Picasso's Guernica Remembered

by Gregg Chadwick


April 26


The Basque city of Guernica was firebombed by the Condor Legion of the Nazi Luftwaffe sixty-eight years ago today prompting Pablo Picasso's painting "Guernica". The fascist states of Germany and Italy had provided men and military aid to the forces under Franco who were trying to wrest control of Spain from the democratically elected government.







Picasso
"Study for Guernica"
graphite on paper 1937




"A painting is not thought out and settled in advance. While it is being done, it changes as one's thoughts change. And when it's finished, it goes on changing, according to the state of mind of whoever is looking at it."
- Pablo Picasso


News of the firebombing of Guernica reached Paris on April 27th in a broadcast by Radio Bilbao. Within that week, Picasso abandoned his initial ideas for a painting destined for the Spanish Pavilion at the soon to open World's Fair. On May 1st he began a series of graphite on paper studies for a new painting, which would become "Guernica".

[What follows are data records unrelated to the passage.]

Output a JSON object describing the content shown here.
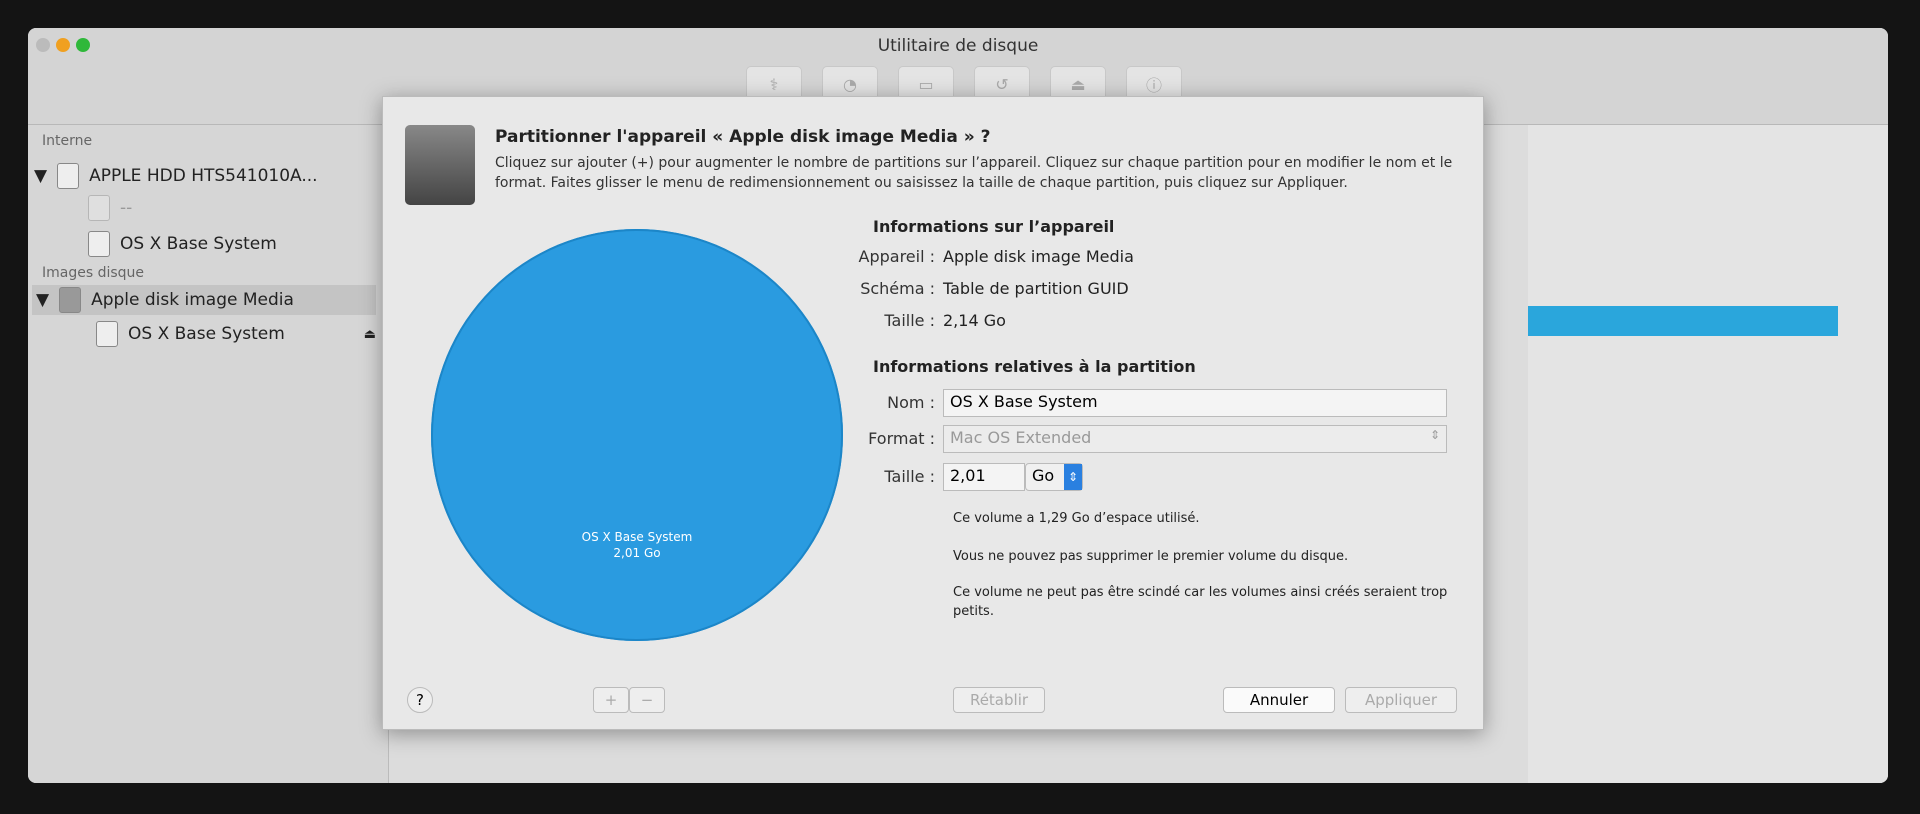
{
  "window": {
    "title": "Utilitaire de disque"
  },
  "toolbar": [
    {
      "label": "S.O.S.",
      "icon": "stethoscope-icon",
      "glyph": "⚕"
    },
    {
      "label": "Partitionner",
      "icon": "partition-icon",
      "glyph": "◔"
    },
    {
      "label": "Effacer",
      "icon": "erase-icon",
      "glyph": "▭"
    },
    {
      "label": "Restaurer",
      "icon": "restore-icon",
      "glyph": "↺"
    },
    {
      "label": "Monter",
      "icon": "mount-icon",
      "glyph": "⏏"
    },
    {
      "label": "Infos",
      "icon": "info-icon",
      "glyph": "ⓘ"
    }
  ],
  "sidebar": {
    "internal_label": "Interne",
    "hdd": "APPLE HDD HTS541010A...",
    "hdd_child": "--",
    "hdd_volume": "OS X Base System",
    "images_label": "Images disque",
    "image": "Apple disk image Media",
    "image_volume": "OS X Base System"
  },
  "sheet": {
    "title": "Partitionner l'appareil « Apple disk image Media » ?",
    "description": "Cliquez sur ajouter (+) pour augmenter le nombre de partitions sur l’appareil. Cliquez sur chaque partition pour en modifier le nom et le format. Faites glisser le menu de redimensionnement ou saisissez la taille de chaque partition, puis cliquez sur Appliquer.",
    "pie": {
      "name": "OS X Base System",
      "size": "2,01 Go",
      "color": "#2a9be0"
    },
    "device_heading": "Informations sur l’appareil",
    "device": {
      "label_device": "Appareil :",
      "device": "Apple disk image Media",
      "label_scheme": "Schéma :",
      "scheme": "Table de partition GUID",
      "label_size": "Taille :",
      "size": "2,14 Go"
    },
    "partition_heading": "Informations relatives à la partition",
    "partition": {
      "label_name": "Nom :",
      "name": "OS X Base System",
      "label_format": "Format :",
      "format": "Mac OS Extended",
      "label_size": "Taille :",
      "size": "2,01",
      "unit": "Go"
    },
    "notes": [
      "Ce volume a 1,29 Go d’espace utilisé.",
      "Vous ne pouvez pas supprimer le premier volume du disque.",
      "Ce volume ne peut pas être scindé car les volumes ainsi créés seraient trop petits."
    ],
    "buttons": {
      "help": "?",
      "add": "+",
      "remove": "−",
      "revert": "Rétablir",
      "cancel": "Annuler",
      "apply": "Appliquer"
    }
  }
}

In a burst of creativity, Picasso molded his personal artistic themes into a universal declaration against war. Picasso's companion, the photographer Dora Maar, had access to the work in progress and recorded the development of the painting in a series of black and white photographs.


The painting's final state depicts a world where interior domestic life has literally been blown into the streets. By deftly combining cubistic space with classical art references and newspaper reportage, Picasso created a political painting that harked back to Goya's "Third of May" while depicting a new type of total war. The enemy who has laid waste to Guernica is nowhere to be seen. This unseen enemy's violence is created offstage as in a Greek tragedy and his weapons are thrown down wantonly upon an innocent populace.


This painting has also played a part in our new war. On February 5, 2003, United Nations officials covered up a tapestry reproduction of Picasso’s “Guernica” during US Secretary of State Colin Powell’s presentation of the American case for war against Iraq.


One cannot help but think of a small man, behind the cloth hiding the painting, pleading, "Do not look behind the curtain." Picasso pulled the curtain back on the destruction of Guernica and unveiled the small men hiding behind their armies. Let's hope there is another painter out there willing to pull the curtain back on today's injustices.